Question

$ABCD$ is a square and $ABRS$ is a rhombus. if $\angle SAD={120}^{\circ }$,

find: (¡) $\angle ASD$ (¡¡) $\angle SRB$

Answer 1

Given:

$ABCD$ is a square.

$ABRS$ is a rhombus.

$\angle SAD={120}^{\circ }$

Lets form a diagram as per instructions,

Lets take $\Delta ASD$,

$AS=AD$ [Since, $ABCD$ is a square and $ABSR$ is a rhombus with side $AB$]

$\Rightarrow \Delta ASD$ is an isosceles triangle.

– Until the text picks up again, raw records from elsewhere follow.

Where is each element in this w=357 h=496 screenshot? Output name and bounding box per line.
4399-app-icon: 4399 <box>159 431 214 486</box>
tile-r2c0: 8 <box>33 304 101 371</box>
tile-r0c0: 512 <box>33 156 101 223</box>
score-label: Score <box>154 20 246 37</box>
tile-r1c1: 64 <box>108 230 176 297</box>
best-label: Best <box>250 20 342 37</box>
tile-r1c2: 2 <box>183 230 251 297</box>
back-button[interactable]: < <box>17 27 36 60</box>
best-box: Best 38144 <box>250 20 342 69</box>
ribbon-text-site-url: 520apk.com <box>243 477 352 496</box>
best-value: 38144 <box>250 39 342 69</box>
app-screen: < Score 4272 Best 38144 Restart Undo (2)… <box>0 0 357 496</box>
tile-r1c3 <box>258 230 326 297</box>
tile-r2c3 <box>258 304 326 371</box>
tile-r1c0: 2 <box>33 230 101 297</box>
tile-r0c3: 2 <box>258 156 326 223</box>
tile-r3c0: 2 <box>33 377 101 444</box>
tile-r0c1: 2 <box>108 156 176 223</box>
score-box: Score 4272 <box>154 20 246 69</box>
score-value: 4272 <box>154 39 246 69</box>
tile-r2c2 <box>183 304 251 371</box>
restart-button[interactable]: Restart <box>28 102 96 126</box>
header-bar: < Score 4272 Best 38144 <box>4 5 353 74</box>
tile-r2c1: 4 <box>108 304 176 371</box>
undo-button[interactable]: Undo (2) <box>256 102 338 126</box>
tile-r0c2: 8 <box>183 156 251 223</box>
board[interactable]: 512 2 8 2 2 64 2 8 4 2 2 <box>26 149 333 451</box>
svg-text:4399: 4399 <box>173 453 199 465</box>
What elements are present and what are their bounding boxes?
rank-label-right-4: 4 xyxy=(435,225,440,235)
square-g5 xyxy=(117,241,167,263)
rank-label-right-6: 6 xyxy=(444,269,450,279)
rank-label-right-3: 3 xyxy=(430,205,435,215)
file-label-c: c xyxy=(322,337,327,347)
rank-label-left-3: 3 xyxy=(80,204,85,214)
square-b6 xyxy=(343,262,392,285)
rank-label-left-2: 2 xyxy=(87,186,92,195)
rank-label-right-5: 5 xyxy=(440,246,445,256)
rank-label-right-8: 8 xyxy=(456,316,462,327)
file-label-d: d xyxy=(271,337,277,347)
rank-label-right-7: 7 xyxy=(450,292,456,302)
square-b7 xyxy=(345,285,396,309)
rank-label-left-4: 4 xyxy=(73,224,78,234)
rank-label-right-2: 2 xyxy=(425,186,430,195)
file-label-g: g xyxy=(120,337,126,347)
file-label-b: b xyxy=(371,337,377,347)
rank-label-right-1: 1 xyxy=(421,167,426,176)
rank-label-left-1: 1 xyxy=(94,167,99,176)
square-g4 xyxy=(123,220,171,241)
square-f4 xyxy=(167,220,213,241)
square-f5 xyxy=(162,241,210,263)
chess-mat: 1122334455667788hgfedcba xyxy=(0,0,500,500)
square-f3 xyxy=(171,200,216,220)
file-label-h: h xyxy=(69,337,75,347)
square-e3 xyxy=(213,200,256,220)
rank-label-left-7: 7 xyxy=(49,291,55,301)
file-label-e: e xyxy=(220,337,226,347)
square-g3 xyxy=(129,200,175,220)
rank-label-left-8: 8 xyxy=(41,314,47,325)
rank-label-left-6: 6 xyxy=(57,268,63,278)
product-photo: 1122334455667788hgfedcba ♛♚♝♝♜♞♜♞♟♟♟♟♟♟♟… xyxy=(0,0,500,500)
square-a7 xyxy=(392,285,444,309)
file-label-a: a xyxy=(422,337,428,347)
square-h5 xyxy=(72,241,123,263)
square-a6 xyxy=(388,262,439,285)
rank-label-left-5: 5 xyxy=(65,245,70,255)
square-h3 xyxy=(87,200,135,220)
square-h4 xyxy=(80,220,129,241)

$\Rightarrow \angle ASD=\angle ADS$

$\Rightarrow \angle ASD+\angle ADS+\angle SAD={180}^{\circ }$

$\Rightarrow \angle ASD+\angle ASD+{120}^{\circ }={180}^{\circ }$

$\Rightarrow 2\angle ASD={180}^{\circ }-{120}^{\circ }$

$\Rightarrow 2\angle ASD={60}^{\circ }$

$\Rightarrow \angle ASD=\frac{{60}^{\circ }}{2}$

$\Rightarrow \angle ASD={30}^{\circ }$ ---(i)
It is given that,

$\angle SAD={120}^{\circ }$

$\Rightarrow \angle DAB+\angle SAB={120}^{\circ }$

$\Rightarrow {90}^{\circ }+\angle SAB={120}^{\circ }$ [Since, $ABCD$ is a square.]

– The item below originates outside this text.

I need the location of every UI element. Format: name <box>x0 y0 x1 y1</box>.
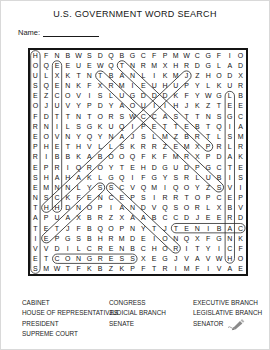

$\Rightarrow \angle SAB={120}^{\circ }-{90}^{\circ }$

$\Rightarrow \angle SAB={30}^{\circ }$

In a Rhombus, opposite angles are equal.

$\Rightarrow \angle SAB=\angle SRB={30}^{\circ }$

$\therefore \angle SRB={30}^{\circ }$ ---(ii)